Monterey County Animal Services employees have been as nervous as the cats they care for since the county’s 2018-19 draft budget was released May 18. The agency could lose eight employees, depending on what happens at budget hearings held by the Monterey County Board of Supervisors on June 4 and 5. Over the last decade, Animal Services staff has been whittled away, from 24 full-time equivalent positions to 15.5 currently – which might be cut in half.
“They’re struggling right now and they’ll be absolutely decimated,” says David Alexander, vice chair of the Animal Control Program Advisory Board, a nine-member panel of appointees representing local cities, veterinarians, animal groups and citizens. He believes if the Board of Supervisors doesn’t find a way to save positions, euthanasia in the Salinas shelter will increase: “It’s a horrible situation to contemplate.”
Former animal control officer Cathy Stanley says she retired in January because the shrinking department led to overworked employees who suffered from physical and mental ailments as a result. “Before it was cut to the bone, and now it’s being cut below the bone,” she says. Employees are worried for themselves, she adds, but also that animals will suffer as a result of reduced services.

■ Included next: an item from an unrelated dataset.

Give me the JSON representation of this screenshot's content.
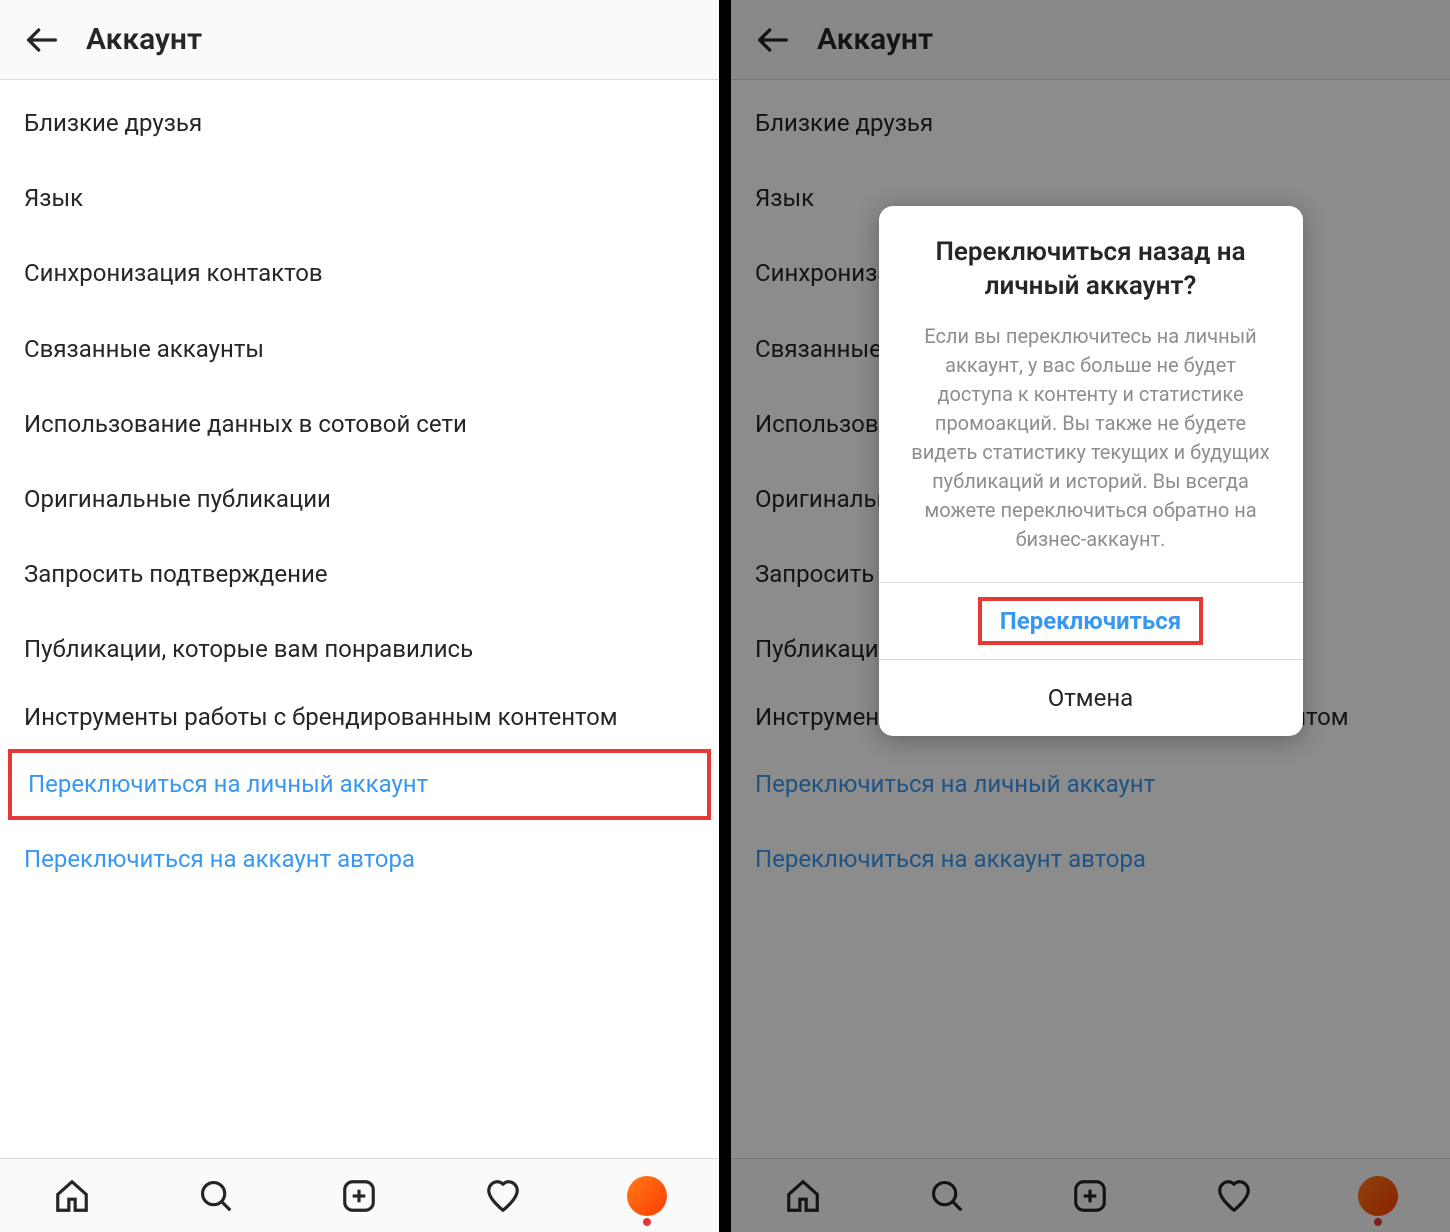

Alexander will join a chorus of people in multiple departments vying for the supervisors’ attention during the hearings when they decide the fate of more than 83 positions, representing as many as 86 employees in full-time and part-time positions, due to an estimated $36.2 million budget shortfall for 2018-19.
Hardest hit is the Health Department – which Animal Services falls within – poised to lose nearly 43 positions, mostly due to the loss of $6 million tied to how state funding for health care is redistributed.
The Department of Social Services faces a loss of 15 positions, including nine social workers and a supervisor primarily assigned to investigating child and elder abuse referrals. Other departments facing significant layoffs include Economic Development, IT, the County Administrative Office and the Auditor-Controller’s Office. The draft budget calls for eliminating another 101 positions that are currently vacant, leaving many departments short-staffed.
Since the Budget and Analysis Division announced the projected deficit, officials have been working to save positions, mostly in the Sheriff’s Office, the Public Defender’s Office and other areas of law enforcement, says County Budget Director Paul Lewis.
Despite some monies expected from new cannabis tax revenues, it won’t be enough to meet the rising cost of salary and pension obligations. Departments are essentially getting what they got last year. “The problem is their costs went up,” Lewis says.
It’s possible that the Board of Supervisors will make readjustments to save jobs, Lewis adds, before approving the final budget by June 30: “There is still hope.”